Competition Commission of Pakistan (CCP) has issued a ‘Policy Note’ to the govt. and recommended equal levy of Gas Infrastructure Development Cess (GIDC) on all fertilizer plants to create a level playing field in the urea market. For that purpose, it has been proposed that the levy of GIDC on feedstock for pre-2001 fertilizer plants (Fauji Fertilizer, Fauji Fertilizer Bin Qasim and Engro’s old fertilizer plant) should be withdrawn and on the other hand the GIDC Act may be amended to rationalize the GIDC on fuelstock gas used by fertilizer plants. This will eliminate the cost disadvantage of pre-2001 fertilizer plants.

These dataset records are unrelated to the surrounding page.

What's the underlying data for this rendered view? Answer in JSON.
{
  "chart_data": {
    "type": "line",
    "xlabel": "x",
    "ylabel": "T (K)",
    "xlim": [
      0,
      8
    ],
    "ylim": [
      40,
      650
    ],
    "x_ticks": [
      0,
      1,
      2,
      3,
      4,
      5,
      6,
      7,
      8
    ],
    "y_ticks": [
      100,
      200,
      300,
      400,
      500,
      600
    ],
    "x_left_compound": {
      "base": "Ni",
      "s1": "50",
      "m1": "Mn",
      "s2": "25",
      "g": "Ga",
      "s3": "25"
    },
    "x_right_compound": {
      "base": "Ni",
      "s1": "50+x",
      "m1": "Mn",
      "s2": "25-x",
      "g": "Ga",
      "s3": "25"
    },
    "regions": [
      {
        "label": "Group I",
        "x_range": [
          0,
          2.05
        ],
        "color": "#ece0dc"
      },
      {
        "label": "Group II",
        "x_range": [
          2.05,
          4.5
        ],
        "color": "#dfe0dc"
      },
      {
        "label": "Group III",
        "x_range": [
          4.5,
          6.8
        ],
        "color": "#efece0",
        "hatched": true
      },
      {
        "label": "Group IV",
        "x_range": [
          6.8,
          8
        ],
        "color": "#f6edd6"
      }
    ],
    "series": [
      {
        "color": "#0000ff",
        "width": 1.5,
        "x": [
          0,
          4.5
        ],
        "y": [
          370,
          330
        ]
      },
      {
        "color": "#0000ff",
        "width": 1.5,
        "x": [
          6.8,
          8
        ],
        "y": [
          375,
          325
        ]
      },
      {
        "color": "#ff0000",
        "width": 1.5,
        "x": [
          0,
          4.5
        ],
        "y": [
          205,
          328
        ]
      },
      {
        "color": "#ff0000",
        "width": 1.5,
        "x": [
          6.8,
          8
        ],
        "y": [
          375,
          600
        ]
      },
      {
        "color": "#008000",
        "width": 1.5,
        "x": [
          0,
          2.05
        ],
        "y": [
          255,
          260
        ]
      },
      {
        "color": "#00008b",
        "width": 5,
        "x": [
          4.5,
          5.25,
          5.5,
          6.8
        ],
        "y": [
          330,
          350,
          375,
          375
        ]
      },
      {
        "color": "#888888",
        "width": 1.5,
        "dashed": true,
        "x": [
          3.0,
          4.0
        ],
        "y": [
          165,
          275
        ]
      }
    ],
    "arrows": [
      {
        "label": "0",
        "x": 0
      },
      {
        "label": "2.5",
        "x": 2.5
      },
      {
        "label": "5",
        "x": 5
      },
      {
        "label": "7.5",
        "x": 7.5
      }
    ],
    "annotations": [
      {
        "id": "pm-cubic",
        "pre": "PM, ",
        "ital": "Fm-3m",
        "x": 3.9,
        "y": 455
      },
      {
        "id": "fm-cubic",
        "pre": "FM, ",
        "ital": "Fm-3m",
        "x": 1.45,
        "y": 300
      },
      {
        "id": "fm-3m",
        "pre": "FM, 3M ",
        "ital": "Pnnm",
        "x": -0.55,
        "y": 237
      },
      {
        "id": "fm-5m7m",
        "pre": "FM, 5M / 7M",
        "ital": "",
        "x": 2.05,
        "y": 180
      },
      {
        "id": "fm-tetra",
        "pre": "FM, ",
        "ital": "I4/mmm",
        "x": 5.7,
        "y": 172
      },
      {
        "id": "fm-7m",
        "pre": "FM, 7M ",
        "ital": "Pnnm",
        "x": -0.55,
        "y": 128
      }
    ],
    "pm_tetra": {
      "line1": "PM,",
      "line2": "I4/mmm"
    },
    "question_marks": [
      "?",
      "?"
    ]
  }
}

New plants gain at the cost of old plants

To recall, before the imposition of GIDC the feedstock gas cost differential between pre-2001 and post-2001 fertilizer plants was merely Rs41/mmbtu. However, with the imposition of GIDC in 2011 on feedstock gas supplies at Rs197/mmbtu and the subsequent enhancement of the cess to Rs300/mmbtu in 2013, the price differential has expanded to Rs355/mmbtu. Note that the GIDC on fuel gas supply is same for all plants and domestic urea producers sell urea at the same price. Even if the govt. directs post-2001 fertilizer plants (Fatima Fertilizer and Engro’s Enven plant, whose concessionary gas rate agreement is still pending) to sell at a lower price, it will disrupt the offtake for pre-2001 plants. In that case the price differential will benefit the hoarders and the impact will not trickle down to the farmers. Therefore it is a win-win situation for post-2001 fertilizer plants.

Recommendation

Though it is still too early to speculate on government’s response to CCP’s recommendation, but looking into CCP’s recommendations in the past, it has not been taken that seriously by the stakeholders. Nevertheless, we highlight the aforementioned proposals to be in favour of Fauji group because the group does not have a post-2001 policy fertilizer plant like Engro or Fatima Fertilizer. We currently have a ‘Buy’ recommendation on FATIMA (TP: Rs32) and ENGRO (TP: Rs235) and ‘Hold’ on FFC (TP: Rs117) and FFBL (Rs42).